The Brave New World IPA poured a hazy light brown, dirty orange amber colour, with a compact off white head. The head was easily formed, but I didn’t want to pour too quickly as I was unsure how well the yeast was compacted and didn’t want any in the glass. It dropped to a covering fairly quickly, but lasted in some form or other all the way down the glass. The nose was massive, the smell of thick resinous hops streamed out of the glass during the pour. It reminded me a bit of rhubarb and custard sweets, with some pithy grapefruit creeping in around the edges.
It was nice and full bodied in the mouth, the mouth feel almost getting heavier as it slipped down the throat. There was quite a bit of prickle in the mouth and not just from the hops, with quite a bit of crystal malt type flavours coming through the initial bitterness and fading before the after taste. And what an aftertaste it was, slightly sweet, intensely bitter, flavourful and lingering; you could still taste it minutes after finishing a mouthful. While it was quite flavorful, it was one of those beers you can’t quite give a definitive taste for; you end up saying generic things like, resinous, piney and thick. The flavours again reminded me a bit of rhubarb and custard sweets and also subtle grapefruit marmalade, but not in a brash and sharp breakfast grapefruit way.
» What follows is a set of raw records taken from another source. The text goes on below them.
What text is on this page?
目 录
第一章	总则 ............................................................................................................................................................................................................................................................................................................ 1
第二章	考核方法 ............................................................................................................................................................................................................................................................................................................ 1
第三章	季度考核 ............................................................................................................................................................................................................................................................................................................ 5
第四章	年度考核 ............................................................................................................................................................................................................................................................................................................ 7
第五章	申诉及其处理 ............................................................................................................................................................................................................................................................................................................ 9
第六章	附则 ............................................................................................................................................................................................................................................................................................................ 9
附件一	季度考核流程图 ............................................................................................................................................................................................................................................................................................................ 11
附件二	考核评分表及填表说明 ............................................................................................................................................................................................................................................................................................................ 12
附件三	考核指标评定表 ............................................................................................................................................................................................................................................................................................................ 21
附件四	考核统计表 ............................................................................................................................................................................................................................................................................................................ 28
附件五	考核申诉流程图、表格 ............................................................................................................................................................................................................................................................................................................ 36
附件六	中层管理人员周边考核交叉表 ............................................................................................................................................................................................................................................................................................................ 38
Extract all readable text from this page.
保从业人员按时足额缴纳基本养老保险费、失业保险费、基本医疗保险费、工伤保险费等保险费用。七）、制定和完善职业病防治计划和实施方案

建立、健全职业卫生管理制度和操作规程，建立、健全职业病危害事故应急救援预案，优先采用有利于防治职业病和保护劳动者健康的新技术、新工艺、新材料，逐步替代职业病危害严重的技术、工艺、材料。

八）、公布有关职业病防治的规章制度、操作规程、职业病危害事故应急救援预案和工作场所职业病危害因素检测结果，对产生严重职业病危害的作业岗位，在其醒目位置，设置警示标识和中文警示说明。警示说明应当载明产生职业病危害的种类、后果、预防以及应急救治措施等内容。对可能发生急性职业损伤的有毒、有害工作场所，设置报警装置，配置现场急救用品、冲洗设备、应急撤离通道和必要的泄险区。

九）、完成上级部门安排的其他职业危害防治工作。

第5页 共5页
A smashing beer, one to sit back and savour while the complex flavours dance across your palate. I should have bought more…
The Double Cresta 4 Grain Hazelnut Stout poured an almost jet black, just the faintest hint of a brown at the edges when held underneath a light bulb. The head was really slow to form and I had to pour from an increasing height to coax it into life. I did manage to get a compact tan coloured head to form, but it didn’t last and dropped to a faint ring round the edge of the glass. The nose was deep and complex, with quite a lot of initial rich stewed plum type notes, with some roasted malt notes, that were reminiscent of coffee, elbowing their way in as it warmed up. There was also what appeared to me, to be a slight vinious edge to it all that, which wasn’t so great.
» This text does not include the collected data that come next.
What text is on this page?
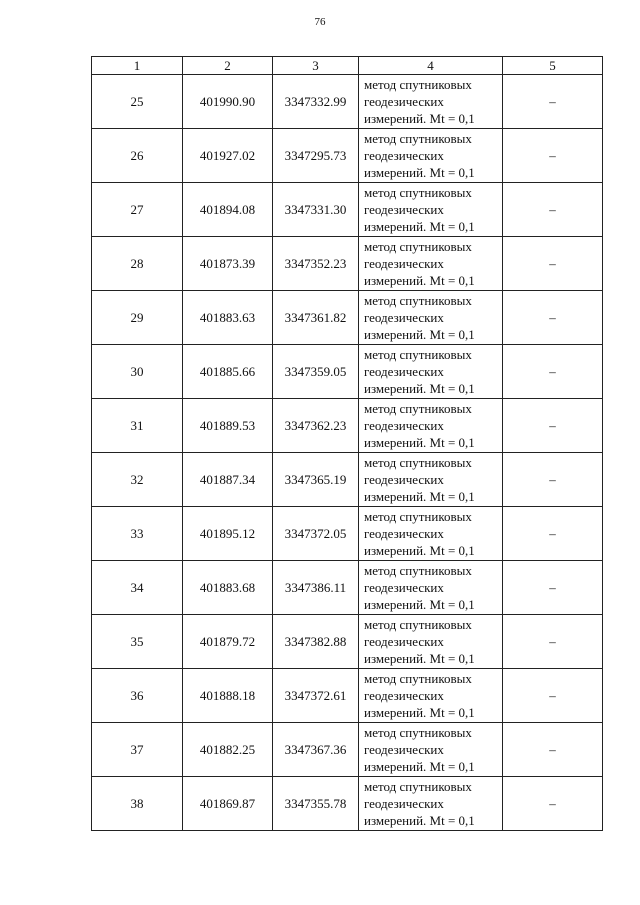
76
1	2	3	4	5
25	401990.90	3347332.99	метод спутниковых
геодезических
измерений. Mt = 0,1	–
26	401927.02	3347295.73	метод спутниковых
геодезических
измерений. Mt = 0,1	–
27	401894.08	3347331.30	метод спутниковых
геодезических
измерений. Mt = 0,1	–
28	401873.39	3347352.23	метод спутниковых
геодезических
измерений. Mt = 0,1	–
29	401883.63	3347361.82	метод спутниковых
геодезических
измерений. Mt = 0,1	–
30	401885.66	3347359.05	метод спутниковых
геодезических
измерений. Mt = 0,1	–
31	401889.53	3347362.23	метод спутниковых
геодезических
измерений. Mt = 0,1	–
32	401887.34	3347365.19	метод спутниковых
геодезических
измерений. Mt = 0,1	–
33	401895.12	3347372.05	метод спутниковых
геодезических
измерений. Mt = 0,1	–
34	401883.68	3347386.11	метод спутниковых
геодезических
измерений. Mt = 0,1	–
35	401879.72	3347382.88	метод спутниковых
геодезических
измерений. Mt = 0,1	–
36	401888.18	3347372.61	метод спутниковых
геодезических
измерений. Mt = 0,1	–
37	401882.25	3347367.36	метод спутниковых
геодезических
измерений. Mt = 0,1	–
38	401869.87	3347355.78	метод спутниковых
геодезических
измерений. Mt = 0,1	–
It was very full bodied in the mouth, with some very complex flavours. It was really quite smooth, I was expecting it to have more roasted notes, they were there, but just really quite subtle. The initial coffee flavours were joined by some hazelnut character, or at least the impression of hazelnut, before a bit of a mouth prickle lead into a slightly vinous thick oily stewed fruit aftertaste. It was an interesting beer, but I didn’t think all the flavours melded together particularly well, it all felt a bit disjointed. Also, the vinious edge that it had was a bit off putting, especially in the death throes of the aftertaste where it felt like a bit of green apple was present too.
It wasn’t what I was expecting and may have just been a slightly duff bottle. I’d certainly give it another chance if I ever see it again.